Back in the 1980s and early 90s, parents just operated differently. They were free range before that was even a thing and kids today need some of that. If you were a child back then, you had less structure and supervision and you probably loved it. While we can all agree that hot metal slides and car trips without seat belts are better left in the past, these “vintage parenting” things should make a comeback.
- Make kids play outside – According to the CDC, kids between eight and 10 spend about six hours a day in front of a screen for entertainment, not counting what they do for educational purposes. Let’s get those kids outside more where they can make mud pies, climb trees and use their imaginations.
- Let them be bored – Kids may whine when they have “nothing to do,” but boredom is necessary and functional for helping kids build skills like creativity, problem-solving and flexibility. So let them be bored and figure out how to entertain themselves, it’s good for them and saves you from playing Uno for the hundredth time this week.

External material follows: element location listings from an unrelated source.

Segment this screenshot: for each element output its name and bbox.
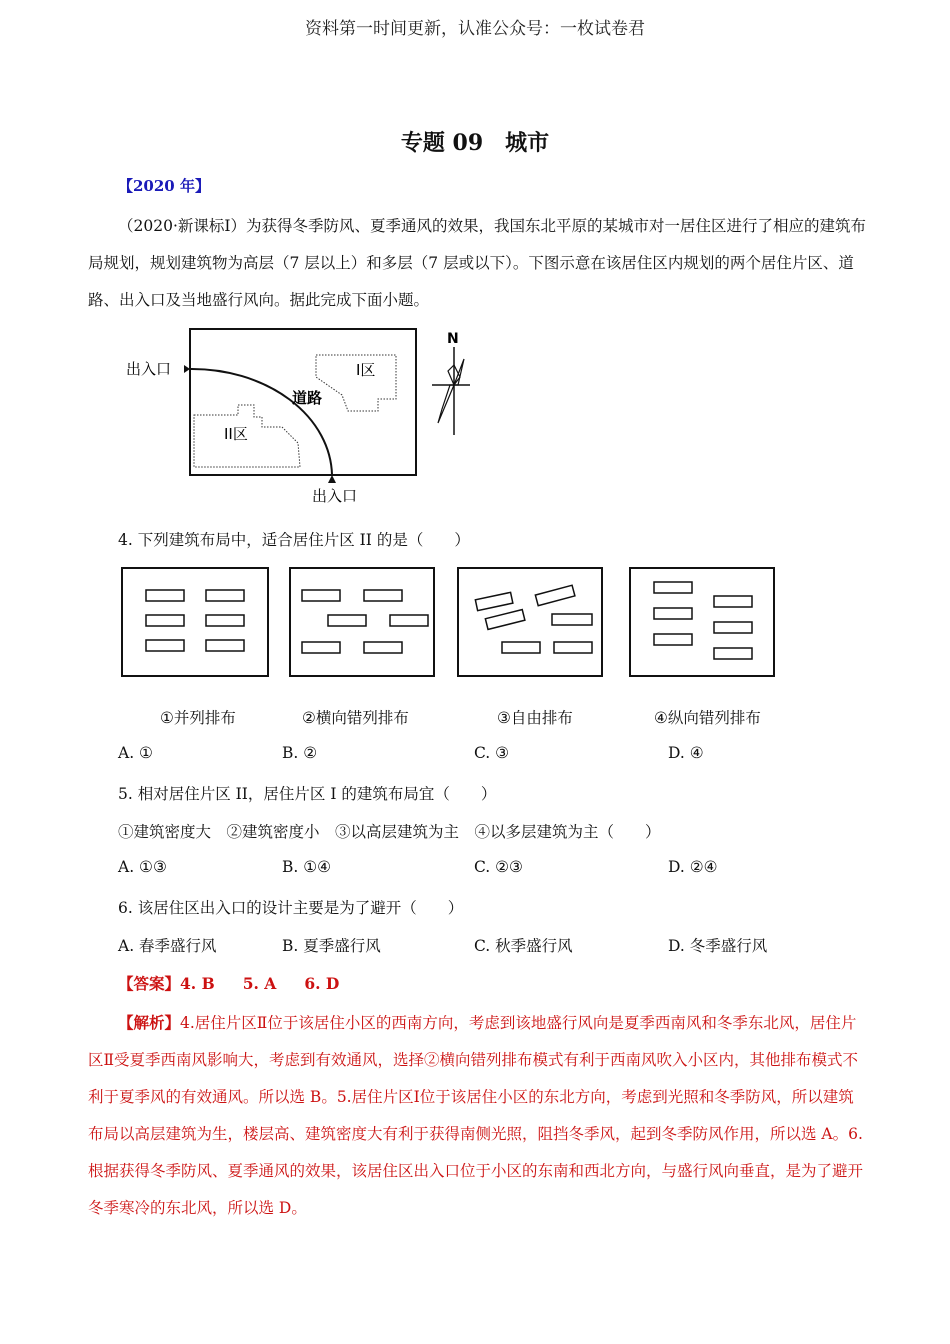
analysis-text: 4.居住片区Ⅱ位于该居住小区的西南方向，考虑到该地盛行风向是夏季西南风和冬季东北风，居住片区Ⅱ受夏季西南风影响大，考虑到有效通风，选择②横向错列排布模式有利于西南风吹入小区内，其他排布模式不利于夏季风的有效通风。所以选 B。5.居住片区Ⅰ位于该居住小区的东北方向，考虑到光照和冬季防风，所以建筑布局以高层建筑为生，楼层高、建筑密度大有利于获得南侧光照，阻挡冬季风，起到冬季防风作用，所以选 A。6.根据获得冬季防风、夏季通风的效果，该居住区出入口位于小区的东南和西北方向，与盛行风向垂直，是为了避开冬季寒冷的东北风，所以选 D。 — [88, 1014, 864, 1217]
wind-petal-ne — [454, 359, 464, 385]
q4-option-d: D. ④ — [668, 744, 704, 762]
analysis-block — [88, 1004, 868, 1227]
year-tag: 【2020 年】 — [118, 177, 210, 195]
layout-label-1: ①并列排布 — [160, 709, 236, 727]
zone1-outline — [296, 355, 316, 389]
road-arc — [190, 369, 332, 475]
answer-line — [118, 972, 367, 994]
layout-diagrams — [120, 566, 780, 680]
q4-option-b: B. ② — [282, 744, 318, 762]
road-label: 道路 — [292, 389, 323, 407]
layout-vertical-staggered — [630, 568, 774, 676]
q5-stem: 5. 相对居住片区 II，居住片区 I 的建筑布局宜（ ） — [118, 785, 497, 803]
layout-label-4: ④纵向错列排布 — [654, 709, 761, 727]
q6-option-c: C. 秋季盛行风 — [474, 937, 573, 955]
entrance-bottom-label: 出入口 — [312, 487, 358, 505]
q4-option-c: C. ③ — [474, 744, 510, 762]
answer-label: 【答案】 — [118, 974, 181, 993]
analysis-label: 【解析】 — [118, 1013, 181, 1032]
q6-option-b: B. 夏季盛行风 — [282, 937, 381, 955]
q6-option-a: A. 春季盛行风 — [118, 937, 217, 955]
layout-label-2: ②横向错列排布 — [302, 709, 409, 727]
q5-option-b: B. ①④ — [282, 858, 332, 876]
answer-4: 4. B — [180, 974, 215, 993]
q6-stem: 6. 该居住区出入口的设计主要是为了避开（ ） — [118, 899, 464, 917]
layout-horizontal-staggered — [290, 568, 434, 676]
layout-free — [458, 568, 602, 676]
entrance-left-label: 出入口 — [126, 360, 172, 378]
question-intro: （2020·新课标Ⅰ）为获得冬季防风、夏季通风的效果，我国东北平原的某城市对一居住区进行了相应的建筑布局规划，规划建筑物为高层（7 层以上）和多层（7 层或以下）。下图示意在该居住区内规划的两个居住片区、道路、出入口及当地盛行风向。据此完成下面小题。 — [88, 217, 866, 309]
residential-map — [120, 325, 480, 510]
north-label: N — [447, 331, 459, 347]
layout-label-3: ③自由排布 — [497, 709, 573, 727]
zone2-label: II区 — [224, 425, 248, 443]
q6-option-d: D. 冬季盛行风 — [668, 937, 768, 955]
q4-option-a: A. ① — [118, 744, 153, 762]
q5-option-a: A. ①③ — [118, 858, 167, 876]
answer-6: 6. D — [304, 974, 340, 993]
wind-petal-sw — [438, 385, 454, 423]
entrance-bottom-arrow — [328, 475, 336, 483]
answer-5: 5. A — [242, 974, 277, 993]
page-header: 资料第一时间更新，认准公众号：一枚试卷君 — [305, 19, 645, 39]
q5-option-c: C. ②③ — [474, 858, 523, 876]
zone1-label: I区 — [356, 361, 376, 379]
q5-option-d: D. ②④ — [668, 858, 718, 876]
q5-statements: ①建筑密度大 ②建筑密度小 ③以高层建筑为主 ④以多层建筑为主（ ） — [118, 823, 661, 841]
layout-parallel — [122, 568, 268, 676]
q4-stem: 4. 下列建筑布局中，适合居住片区 II 的是（ ） — [118, 531, 470, 549]
page-title: 专题 09 城市 — [400, 130, 550, 156]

- Eat meals together – It may feel impossible to actually sit down at the table to eat together when your family is going in all different directions, but if you can make it happen, you should. According to Stanford Children’s Health, family meals teach kids the importance of sharing responsibilities, it’s where they learn table manners and communication skills, like being patient while waiting for a sibling to finish talking.
- Watch some TV together – The days of everyone sitting around the TV to watch prime time programming together are gone, but if you can find a show or movie your entire family can agree on, make it happen. And when you do, put down your phone and pay attention, your kids will notice.
- Parents should have social lives – If you feel like your weekends revolve around kids’ games, birthday parties and recitals, you’re not alone. And while those are important, so is getting to enjoy some kid-free time with other grown-ups. So reclaim some of your evenings and weekend time for one-on-one date nights, meeting friends for dinner and other kidless social gatherings with your adult friends.